O Gigante da Pampulha

No Mineirão, o Cruzeiro conquistou duas Libertadores, seis Copas do Brasil, quatro Brasileiros, além de diversos títulos mineiros. O estádio também foi palco da maior conquista do Atlético, na Libertadores de 2013, de dois campeonatos brasileiros e duas copas do Brasil, inclusive sendo palco de uma final inédita entre Atlético e Cruzeiro nesta última competição. Apesar disso, o sentimento de paixão e identificação com o estádio é visivelmente maior entre cruzeirenses, muito por conta do carinho que o torcedor atleticano tem com o Independência. O clube alvinegro chegou a ficar mais de um ano sem perder no estádio. O Cruzeiro, que também jogou no estádio localizado no Horto no ano de 2012, não lutou por grandes coisas, e não atraiu essa mística para si. 

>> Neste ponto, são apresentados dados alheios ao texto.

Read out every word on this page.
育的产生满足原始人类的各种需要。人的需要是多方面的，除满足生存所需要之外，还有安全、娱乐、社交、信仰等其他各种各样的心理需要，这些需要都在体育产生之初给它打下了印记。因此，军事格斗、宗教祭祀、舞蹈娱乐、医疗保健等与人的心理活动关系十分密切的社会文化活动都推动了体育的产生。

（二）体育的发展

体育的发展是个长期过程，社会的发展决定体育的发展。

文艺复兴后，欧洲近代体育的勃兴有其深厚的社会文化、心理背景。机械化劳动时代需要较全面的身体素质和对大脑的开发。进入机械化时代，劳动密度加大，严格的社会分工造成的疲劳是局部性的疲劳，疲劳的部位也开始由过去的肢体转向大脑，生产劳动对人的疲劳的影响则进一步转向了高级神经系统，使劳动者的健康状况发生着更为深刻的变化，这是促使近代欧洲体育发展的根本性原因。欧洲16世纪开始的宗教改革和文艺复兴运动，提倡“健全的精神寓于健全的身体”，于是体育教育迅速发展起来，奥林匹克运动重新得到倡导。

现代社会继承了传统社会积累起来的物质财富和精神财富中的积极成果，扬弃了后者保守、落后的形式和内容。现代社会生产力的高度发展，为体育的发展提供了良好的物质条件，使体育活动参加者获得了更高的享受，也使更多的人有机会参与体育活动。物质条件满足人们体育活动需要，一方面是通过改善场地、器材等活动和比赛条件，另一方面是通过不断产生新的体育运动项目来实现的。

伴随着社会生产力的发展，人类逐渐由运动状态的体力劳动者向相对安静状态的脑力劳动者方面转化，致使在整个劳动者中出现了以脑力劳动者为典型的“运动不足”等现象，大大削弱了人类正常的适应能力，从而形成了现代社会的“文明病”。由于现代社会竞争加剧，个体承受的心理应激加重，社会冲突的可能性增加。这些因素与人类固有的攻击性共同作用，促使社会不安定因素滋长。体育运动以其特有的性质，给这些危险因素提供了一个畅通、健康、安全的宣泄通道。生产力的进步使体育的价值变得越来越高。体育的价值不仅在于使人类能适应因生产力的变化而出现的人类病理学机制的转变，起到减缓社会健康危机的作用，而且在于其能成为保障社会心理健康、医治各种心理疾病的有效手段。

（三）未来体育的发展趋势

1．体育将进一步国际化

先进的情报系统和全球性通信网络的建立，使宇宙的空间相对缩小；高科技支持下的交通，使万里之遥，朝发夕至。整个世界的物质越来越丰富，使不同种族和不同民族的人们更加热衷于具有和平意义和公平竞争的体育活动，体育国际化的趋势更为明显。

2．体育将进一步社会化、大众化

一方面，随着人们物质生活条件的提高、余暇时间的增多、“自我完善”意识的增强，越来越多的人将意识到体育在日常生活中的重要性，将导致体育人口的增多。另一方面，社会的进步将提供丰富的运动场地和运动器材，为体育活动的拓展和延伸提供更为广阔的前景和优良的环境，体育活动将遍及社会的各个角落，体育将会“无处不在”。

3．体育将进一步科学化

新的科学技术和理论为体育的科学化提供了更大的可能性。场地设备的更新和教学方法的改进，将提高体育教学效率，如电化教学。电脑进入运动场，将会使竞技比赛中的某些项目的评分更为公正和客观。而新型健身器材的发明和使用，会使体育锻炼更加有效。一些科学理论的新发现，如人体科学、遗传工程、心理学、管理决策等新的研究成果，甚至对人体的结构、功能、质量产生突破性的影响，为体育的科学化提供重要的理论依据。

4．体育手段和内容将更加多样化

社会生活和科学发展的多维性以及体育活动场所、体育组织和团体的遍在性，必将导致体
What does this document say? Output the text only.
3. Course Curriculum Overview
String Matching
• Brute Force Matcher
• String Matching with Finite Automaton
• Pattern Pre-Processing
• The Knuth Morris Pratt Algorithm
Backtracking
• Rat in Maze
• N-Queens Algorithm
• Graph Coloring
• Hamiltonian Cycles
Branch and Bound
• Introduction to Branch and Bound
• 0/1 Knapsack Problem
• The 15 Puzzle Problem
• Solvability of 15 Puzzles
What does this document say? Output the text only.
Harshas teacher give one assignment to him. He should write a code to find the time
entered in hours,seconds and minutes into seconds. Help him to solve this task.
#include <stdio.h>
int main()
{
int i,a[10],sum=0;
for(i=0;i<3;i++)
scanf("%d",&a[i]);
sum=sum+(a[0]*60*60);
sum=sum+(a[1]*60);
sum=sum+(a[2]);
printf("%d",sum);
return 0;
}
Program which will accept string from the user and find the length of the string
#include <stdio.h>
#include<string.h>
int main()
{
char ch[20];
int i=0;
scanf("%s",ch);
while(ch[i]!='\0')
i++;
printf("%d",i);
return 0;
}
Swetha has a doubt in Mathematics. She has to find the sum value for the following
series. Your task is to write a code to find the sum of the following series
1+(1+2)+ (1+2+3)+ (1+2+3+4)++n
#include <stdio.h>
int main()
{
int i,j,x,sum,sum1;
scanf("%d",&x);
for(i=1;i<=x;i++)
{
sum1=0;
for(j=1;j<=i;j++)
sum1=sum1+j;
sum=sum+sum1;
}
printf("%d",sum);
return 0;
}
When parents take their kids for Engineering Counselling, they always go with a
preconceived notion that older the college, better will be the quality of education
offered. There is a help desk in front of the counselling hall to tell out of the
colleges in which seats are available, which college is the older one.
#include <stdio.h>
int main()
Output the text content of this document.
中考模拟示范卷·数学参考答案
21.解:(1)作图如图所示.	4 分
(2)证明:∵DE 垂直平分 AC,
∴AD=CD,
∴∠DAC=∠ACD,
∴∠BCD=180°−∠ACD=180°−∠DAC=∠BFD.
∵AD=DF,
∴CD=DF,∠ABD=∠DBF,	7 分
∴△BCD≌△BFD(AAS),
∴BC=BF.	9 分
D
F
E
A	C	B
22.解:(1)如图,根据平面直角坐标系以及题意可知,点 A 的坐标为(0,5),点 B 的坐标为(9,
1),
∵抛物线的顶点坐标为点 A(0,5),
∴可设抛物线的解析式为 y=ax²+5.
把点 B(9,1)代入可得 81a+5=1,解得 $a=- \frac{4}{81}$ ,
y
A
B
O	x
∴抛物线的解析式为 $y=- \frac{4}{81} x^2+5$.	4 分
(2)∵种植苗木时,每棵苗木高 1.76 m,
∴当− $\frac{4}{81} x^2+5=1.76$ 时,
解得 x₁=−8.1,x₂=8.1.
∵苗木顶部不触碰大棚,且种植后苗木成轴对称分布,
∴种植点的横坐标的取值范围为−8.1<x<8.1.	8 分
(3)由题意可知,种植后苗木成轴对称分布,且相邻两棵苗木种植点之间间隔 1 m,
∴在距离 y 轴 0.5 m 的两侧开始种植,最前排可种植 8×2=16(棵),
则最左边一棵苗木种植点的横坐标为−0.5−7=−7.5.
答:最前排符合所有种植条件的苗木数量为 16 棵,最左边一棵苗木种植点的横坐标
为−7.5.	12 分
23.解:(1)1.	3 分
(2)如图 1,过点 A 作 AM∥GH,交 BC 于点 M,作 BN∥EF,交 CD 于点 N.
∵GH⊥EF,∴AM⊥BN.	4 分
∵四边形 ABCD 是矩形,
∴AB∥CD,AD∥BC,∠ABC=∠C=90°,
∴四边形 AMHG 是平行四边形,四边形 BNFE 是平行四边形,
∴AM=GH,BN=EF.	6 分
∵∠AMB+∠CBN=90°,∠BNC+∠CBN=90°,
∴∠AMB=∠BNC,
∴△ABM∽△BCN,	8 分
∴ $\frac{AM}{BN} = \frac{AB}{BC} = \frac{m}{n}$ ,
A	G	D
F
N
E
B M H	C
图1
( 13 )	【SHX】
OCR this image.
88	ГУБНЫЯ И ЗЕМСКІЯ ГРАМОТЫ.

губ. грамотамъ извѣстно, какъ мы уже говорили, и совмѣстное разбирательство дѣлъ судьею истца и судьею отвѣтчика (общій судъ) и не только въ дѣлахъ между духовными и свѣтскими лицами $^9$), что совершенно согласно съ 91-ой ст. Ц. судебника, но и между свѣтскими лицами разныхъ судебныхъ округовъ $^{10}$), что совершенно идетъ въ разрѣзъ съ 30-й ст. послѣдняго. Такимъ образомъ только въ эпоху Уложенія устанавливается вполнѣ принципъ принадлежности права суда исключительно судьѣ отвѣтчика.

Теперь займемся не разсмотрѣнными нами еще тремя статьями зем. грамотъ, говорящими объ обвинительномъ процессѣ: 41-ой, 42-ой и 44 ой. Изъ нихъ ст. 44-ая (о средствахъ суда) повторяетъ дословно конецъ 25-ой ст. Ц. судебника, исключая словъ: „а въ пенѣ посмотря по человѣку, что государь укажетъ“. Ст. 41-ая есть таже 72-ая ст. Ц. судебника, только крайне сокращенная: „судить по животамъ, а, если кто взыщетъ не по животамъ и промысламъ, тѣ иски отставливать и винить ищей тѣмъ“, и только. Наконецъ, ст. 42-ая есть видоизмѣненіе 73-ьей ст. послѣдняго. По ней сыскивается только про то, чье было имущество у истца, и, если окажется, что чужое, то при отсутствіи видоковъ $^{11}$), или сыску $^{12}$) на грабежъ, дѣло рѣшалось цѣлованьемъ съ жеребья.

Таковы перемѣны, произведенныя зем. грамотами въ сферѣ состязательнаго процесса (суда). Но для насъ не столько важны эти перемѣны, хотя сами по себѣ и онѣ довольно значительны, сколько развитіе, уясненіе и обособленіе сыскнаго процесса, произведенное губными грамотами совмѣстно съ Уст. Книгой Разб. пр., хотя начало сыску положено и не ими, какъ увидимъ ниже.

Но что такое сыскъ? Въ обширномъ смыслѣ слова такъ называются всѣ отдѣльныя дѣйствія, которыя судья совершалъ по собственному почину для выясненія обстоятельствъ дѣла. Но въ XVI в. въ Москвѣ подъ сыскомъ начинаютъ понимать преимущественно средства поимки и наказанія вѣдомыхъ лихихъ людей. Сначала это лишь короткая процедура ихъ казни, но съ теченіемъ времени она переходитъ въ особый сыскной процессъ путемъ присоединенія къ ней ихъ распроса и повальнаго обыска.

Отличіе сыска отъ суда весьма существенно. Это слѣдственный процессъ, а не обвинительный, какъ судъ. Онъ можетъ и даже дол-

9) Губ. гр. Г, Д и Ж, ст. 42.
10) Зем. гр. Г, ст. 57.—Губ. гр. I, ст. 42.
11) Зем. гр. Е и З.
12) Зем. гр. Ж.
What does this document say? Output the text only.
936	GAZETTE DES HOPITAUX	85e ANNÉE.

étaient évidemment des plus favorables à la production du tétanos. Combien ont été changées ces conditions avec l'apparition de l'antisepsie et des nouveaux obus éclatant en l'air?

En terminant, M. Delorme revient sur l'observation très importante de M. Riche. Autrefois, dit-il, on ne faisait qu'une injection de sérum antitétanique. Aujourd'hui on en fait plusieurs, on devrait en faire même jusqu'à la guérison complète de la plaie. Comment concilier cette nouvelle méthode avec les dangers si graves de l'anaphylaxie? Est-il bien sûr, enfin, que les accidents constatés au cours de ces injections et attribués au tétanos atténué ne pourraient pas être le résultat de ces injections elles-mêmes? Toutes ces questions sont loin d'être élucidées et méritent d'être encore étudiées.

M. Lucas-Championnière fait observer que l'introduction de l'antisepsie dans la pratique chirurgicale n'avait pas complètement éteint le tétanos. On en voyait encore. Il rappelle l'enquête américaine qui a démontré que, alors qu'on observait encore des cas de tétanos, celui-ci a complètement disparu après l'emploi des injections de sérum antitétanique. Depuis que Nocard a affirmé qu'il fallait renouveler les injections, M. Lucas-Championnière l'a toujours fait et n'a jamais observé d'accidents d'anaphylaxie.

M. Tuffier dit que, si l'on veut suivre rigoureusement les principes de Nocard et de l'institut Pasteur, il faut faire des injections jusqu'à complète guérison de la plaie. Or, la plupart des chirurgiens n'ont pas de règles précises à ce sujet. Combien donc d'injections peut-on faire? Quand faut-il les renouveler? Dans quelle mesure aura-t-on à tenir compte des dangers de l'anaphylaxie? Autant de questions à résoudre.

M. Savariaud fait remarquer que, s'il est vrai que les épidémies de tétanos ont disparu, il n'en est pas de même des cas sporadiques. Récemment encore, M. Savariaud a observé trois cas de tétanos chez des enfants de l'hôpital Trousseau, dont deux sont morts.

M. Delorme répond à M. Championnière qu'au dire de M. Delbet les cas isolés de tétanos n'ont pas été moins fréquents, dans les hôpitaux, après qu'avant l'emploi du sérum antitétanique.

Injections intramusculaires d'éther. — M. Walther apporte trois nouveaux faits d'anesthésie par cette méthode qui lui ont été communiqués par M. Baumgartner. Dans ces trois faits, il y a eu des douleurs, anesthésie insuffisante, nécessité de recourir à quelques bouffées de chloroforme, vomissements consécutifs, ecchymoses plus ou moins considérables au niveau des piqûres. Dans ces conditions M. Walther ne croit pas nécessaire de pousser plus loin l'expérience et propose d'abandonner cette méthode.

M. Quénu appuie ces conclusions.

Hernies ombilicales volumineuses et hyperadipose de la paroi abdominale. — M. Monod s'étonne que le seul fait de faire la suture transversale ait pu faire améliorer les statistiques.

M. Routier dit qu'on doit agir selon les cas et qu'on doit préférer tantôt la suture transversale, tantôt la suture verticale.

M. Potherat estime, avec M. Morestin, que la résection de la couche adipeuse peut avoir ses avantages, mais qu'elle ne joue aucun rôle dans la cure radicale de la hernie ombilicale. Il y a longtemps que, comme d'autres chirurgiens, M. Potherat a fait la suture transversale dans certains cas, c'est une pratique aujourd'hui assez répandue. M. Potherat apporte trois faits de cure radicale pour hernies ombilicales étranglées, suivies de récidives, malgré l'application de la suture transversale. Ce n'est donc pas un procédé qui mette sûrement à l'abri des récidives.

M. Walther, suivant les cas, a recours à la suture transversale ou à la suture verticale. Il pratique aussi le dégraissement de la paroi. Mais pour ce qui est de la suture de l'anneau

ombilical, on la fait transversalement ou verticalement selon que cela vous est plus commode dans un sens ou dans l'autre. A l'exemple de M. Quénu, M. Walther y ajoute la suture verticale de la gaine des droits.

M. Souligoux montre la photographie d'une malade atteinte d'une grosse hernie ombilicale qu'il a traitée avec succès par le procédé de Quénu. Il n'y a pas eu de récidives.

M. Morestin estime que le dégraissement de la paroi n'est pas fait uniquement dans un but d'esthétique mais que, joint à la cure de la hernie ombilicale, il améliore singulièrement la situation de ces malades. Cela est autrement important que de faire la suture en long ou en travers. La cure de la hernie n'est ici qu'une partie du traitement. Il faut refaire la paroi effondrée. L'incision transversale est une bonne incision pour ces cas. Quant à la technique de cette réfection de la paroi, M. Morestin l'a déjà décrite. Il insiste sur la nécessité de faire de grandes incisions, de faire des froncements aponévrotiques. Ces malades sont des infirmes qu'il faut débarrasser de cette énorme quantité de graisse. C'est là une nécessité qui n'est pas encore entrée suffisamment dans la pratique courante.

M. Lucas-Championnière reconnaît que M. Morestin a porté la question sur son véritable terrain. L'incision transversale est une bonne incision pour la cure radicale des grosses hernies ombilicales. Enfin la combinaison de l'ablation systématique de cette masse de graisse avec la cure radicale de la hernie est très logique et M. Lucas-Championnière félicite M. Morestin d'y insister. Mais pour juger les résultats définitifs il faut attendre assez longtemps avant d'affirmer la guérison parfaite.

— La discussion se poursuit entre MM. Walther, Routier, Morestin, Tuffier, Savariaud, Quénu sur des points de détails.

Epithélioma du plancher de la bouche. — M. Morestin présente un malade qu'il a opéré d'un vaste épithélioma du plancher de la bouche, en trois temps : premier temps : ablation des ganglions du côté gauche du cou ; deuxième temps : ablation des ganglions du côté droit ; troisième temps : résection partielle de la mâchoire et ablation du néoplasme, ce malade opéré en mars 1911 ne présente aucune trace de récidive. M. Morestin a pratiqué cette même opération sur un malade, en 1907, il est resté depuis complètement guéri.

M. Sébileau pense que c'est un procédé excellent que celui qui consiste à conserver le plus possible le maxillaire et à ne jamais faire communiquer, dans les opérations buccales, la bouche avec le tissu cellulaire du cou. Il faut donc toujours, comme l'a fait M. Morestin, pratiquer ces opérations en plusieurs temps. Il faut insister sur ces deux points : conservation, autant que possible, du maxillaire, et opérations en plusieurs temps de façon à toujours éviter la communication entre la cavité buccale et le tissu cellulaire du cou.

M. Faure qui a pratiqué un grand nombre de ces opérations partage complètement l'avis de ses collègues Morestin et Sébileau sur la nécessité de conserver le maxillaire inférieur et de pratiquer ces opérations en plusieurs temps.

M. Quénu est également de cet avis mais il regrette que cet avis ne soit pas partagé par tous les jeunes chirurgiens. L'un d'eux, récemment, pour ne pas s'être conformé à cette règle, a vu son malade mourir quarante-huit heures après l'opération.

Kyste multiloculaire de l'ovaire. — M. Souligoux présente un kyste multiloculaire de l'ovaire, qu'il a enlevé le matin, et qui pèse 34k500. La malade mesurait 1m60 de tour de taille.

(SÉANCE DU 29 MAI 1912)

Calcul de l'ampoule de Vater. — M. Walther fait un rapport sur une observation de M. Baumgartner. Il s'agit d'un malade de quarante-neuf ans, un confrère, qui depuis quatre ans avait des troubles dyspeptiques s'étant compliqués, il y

O ex-jogador e ídolo da torcida cruzeirense, Tostão, em entrevista ao periódico Lance, em 2015, falou sobre a importância do Mineirão para os clubes mineiros, visto que o futebol no estado era desconhecido nacionalmente. A força de se ter um grande estádio ainda hoje é importante e percebida. Clubes como Palmeiras, Corinthians, Grêmio e recentemente o Atlético reformaram ou construíram estádios, seja para modernizar ou para aumentar a capacidade e atrair cada vez mais público. Contando ainda que esses estádios são de propriedade dos clubes, enquanto o Mineirão pertence ao Estado de Minas Gerais (em comodato para a empresa Minas Arena), essa relação de pertencimento, principalmente dos torcedores, que passaram as últimas décadas tendo o estádio como sua segunda casa, vai enfraquecendo aos poucos. Enquanto boa parte da torcida cruzeirense acredita que a melhor solução seja um acordo benéfico com a Minas Arena, muitos torcedores já consideram uma boa ideia a construção de um novo estádio. O mandatário celeste chegou a fechar parceria com a empresa WTorre, construtora do Allianz Parque, estádio do Palmeiras, para um possível novo estádio do Cruzeiro, mas até a realização dessa matéria, não havia notícias públicas a respeito.

Condições do gramado

O cerne de toda a briga, na situação atual, é a condição do gramado para a realização de jogos. Esses problemas começaram depois que diversos shows realizados no estádios eram dentro de campo, afetando as condições de jogo. Outros estádios também recebem diversos shows por ano, como o já citado Allianz Parque, mas o estado do gramado continua aceitável para a prática de futebol, seja pela retirada do gramado nesses shows ou uma boa estrutura para tratamento da grama,  o que não acontece no Mineirão. 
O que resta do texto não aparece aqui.